Dec. 31 (Bloomberg) -- Singamas Container Holdings Ltd., the world’s second-largest maker of shipping boxes, slumped the most in nearly 10 months in Hong Kong trading after forecasting a “substantial” decline in full-year profit.
The stock fell as much as 7.6 percent, the most since March 6, before trading 6.1 percent lower at HK$1.85 as of 11:31 a.m. Hong Kong’s benchmark Hang Seng Index was little changed.
Singamas expects 2012 net income to decline from the $138.6 million posted a year earlier as sales and gross profit margin drop on the economic downturn in Europe and the U.S., the company said in a Dec. 28 filing, without providing an earnings figure. The market weakness may continue until the second half of next year, it said in the filing issued after the market’s close that day.
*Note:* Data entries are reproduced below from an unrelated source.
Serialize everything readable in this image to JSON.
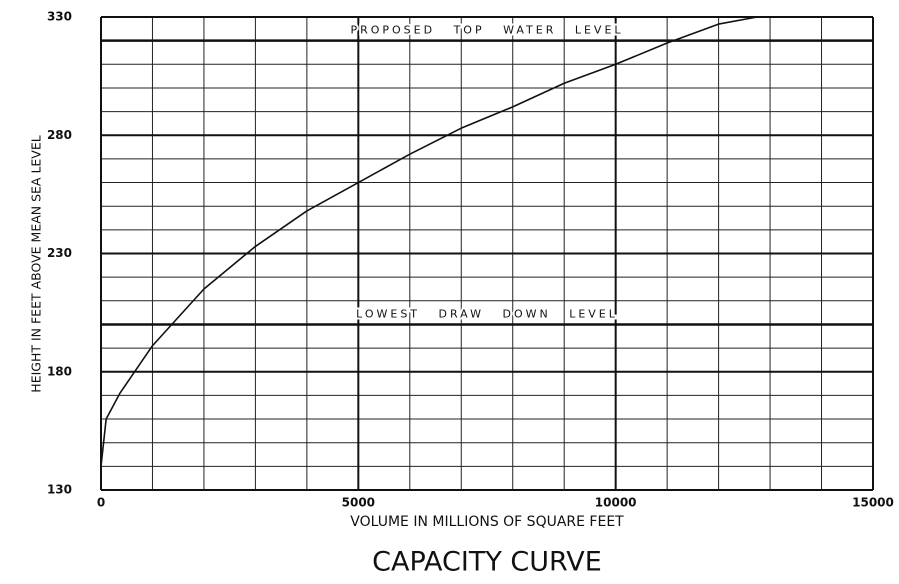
{
  "chart_data": {
    "type": "line",
    "title": "CAPACITY CURVE",
    "xlabel": "VOLUME IN MILLIONS OF SQUARE FEET",
    "ylabel": "HEIGHT IN FEET ABOVE MEAN SEA LEVEL",
    "xlim": [
      0,
      15000
    ],
    "ylim": [
      130,
      330
    ],
    "xticks": [
      0,
      5000,
      10000,
      15000
    ],
    "yticks": [
      130,
      180,
      230,
      280,
      330
    ],
    "x_minor_grid": [
      1000,
      2000,
      3000,
      4000,
      6000,
      7000,
      8000,
      9000,
      11000,
      12000,
      13000,
      14000
    ],
    "y_minor_grid": [
      140,
      150,
      160,
      170,
      190,
      200,
      210,
      220,
      240,
      250,
      260,
      270,
      290,
      300,
      310,
      320
    ],
    "grid": true,
    "annotations": [
      {
        "text": "PROPOSED TOP WATER LEVEL",
        "y": 320
      },
      {
        "text": "LOWEST DRAW DOWN LEVEL",
        "y": 200
      }
    ],
    "series": [
      {
        "name": "Capacity",
        "color": "#111111",
        "x": [
          0,
          100,
          370,
          1000,
          2000,
          3000,
          4000,
          5000,
          6000,
          7000,
          8000,
          9000,
          10000,
          11000,
          12000,
          12750
        ],
        "values": [
          140,
          160,
          171,
          191,
          215,
          233,
          248,
          260,
          272,
          283,
          292,
          302,
          310,
          319,
          327,
          330
        ]
      }
    ]
  }
}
“Singamas has been hit by a waning demand for containers,” said Lawrence Li, a Shanghai-based analyst at UOB-Kay Hian Holdings Ltd. “Shipping companies reduced demand for new boxes as they idled vessels amid a glut of ships and also cut replacement budgets for existing ships to save costs.”
Containers are installed in container ships to move goods such as toys, clothes and food. The current average price for new twenty-foot boxes is about $2,200 each, Li said. By comparison, prices could reach as much as $2,600 in September and October, Singamas Chief Executive Officer Teo Siong Seng said in August.
Hong Kong’s market will trade for half a day today.